Pertama, globalisasi didasari fre market fundamentalism yang patuh
pada mitos ”the invesible hand” dan
antipati terhadap peran negara ( Stiglitz, 20030. Diyakini bahwa kalau
pemerintah mengeliminasi intervensi ekonominya (subsidi, proteksi, kepemilikan),
maka pasar privat dapat menjalankan perannya lebih efisien yang pada gilirannya
mendorong pertumbuhan ekonomi dan kesejahteraan sosial melalui mekanisme “efek
rembesan ke bawah “ (trickle down effectt).

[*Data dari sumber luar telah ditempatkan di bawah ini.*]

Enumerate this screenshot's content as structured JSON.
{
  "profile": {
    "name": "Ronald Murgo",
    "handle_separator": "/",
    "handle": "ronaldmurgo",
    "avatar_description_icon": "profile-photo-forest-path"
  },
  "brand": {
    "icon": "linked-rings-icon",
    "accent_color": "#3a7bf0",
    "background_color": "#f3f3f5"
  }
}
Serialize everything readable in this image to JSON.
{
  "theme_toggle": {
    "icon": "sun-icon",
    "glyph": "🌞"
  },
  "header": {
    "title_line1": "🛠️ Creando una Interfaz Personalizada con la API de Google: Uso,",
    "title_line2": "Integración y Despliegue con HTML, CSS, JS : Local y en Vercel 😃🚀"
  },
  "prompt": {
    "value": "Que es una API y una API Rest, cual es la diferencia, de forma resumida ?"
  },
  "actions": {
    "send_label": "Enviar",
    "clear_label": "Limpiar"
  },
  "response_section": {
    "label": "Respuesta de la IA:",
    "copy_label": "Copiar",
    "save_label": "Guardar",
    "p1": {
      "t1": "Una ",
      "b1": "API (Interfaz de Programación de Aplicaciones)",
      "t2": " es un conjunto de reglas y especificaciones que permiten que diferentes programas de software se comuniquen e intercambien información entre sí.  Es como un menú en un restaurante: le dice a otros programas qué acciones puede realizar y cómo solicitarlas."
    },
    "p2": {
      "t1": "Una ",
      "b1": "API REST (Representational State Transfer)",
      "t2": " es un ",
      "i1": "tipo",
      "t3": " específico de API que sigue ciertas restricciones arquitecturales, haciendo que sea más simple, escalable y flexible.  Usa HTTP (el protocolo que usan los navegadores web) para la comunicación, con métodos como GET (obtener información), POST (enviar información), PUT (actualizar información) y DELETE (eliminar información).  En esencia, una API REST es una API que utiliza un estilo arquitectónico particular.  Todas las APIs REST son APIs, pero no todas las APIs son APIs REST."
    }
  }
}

Kenyataanya, “tangan tak kelihatan” tidak dapat mengatur pasar secara sempurna,
utamanya di negara-negara berkembang, karena ketidaksempurnaan informasi dan
ketidaklengkapan pasar. Sesungguhnya, dalam kondisi seperti ini, intervensi
negara diperlukan untuk merespon ketidaksempurnaan dan bahkan kegagalan pasar
(market failure).
Kedua, globalisasi memperoleh hegemoni perusahaan-perusahaan multinasional atau transnasional (MNCs/TNCs). Di balik
kedok globalisasi, bersembunyi wajah neobelarisme, dan di belakang neobelarisme
berjajar MNC yang memiliki kepentingan menguasai ekonomi. Toni Clark (2001),
dalam bukunya The Case Againts The Global
Economy, menunjukkan bahwa dari 100 pemegang kekayaan dunia, 52-nya adalah
MNC; sebanyak 70 perdagangan dikontrol oleh 500 MNC, dan 443 dari 500 perusahaan
berasal atau berlokasi di AS (185),
Eropa (158) dan Jepang (100) (lihat Khudori, 2003).
Kelimpahan
kekayaan MNC membuat mereka memilii posisi tawar (bargaining position) yang kuat. Mereka dapat memaksa negara
bertekuk lutut. MNC bisa menawarkan investasi, lapangan pekerjaan, dan
pertumbuhan ekonomi bagi negara sejauh memenuhi syarat-syarat yang ditetapkan
(pajak rendah, upah buru minimum, serikat buruh yang lunak). Melemahnya sistem walfare state di Eropa Barat, misalnya,
dapat disebut sebagai “tunduknya” kepala negara kepada MNC. Seperti dicatat
Wibowo (2002), sampai tahun 1980-an tidak ada satu negara pun yang berani
mengubah kebijakan sosial (kesehatan, pendidikan, jaminan hari tua) yang sangat
sensitif. Dipelopori panji ekonomi “Thatcherisme”,
satu demi satu negara yang terkenal dengan keroyalan pembangunan kesejahteraan
sosial itu “merekstrukturasi” welfare state (lihat Suharto, 2004). Negara lemah versus negara sejahtera.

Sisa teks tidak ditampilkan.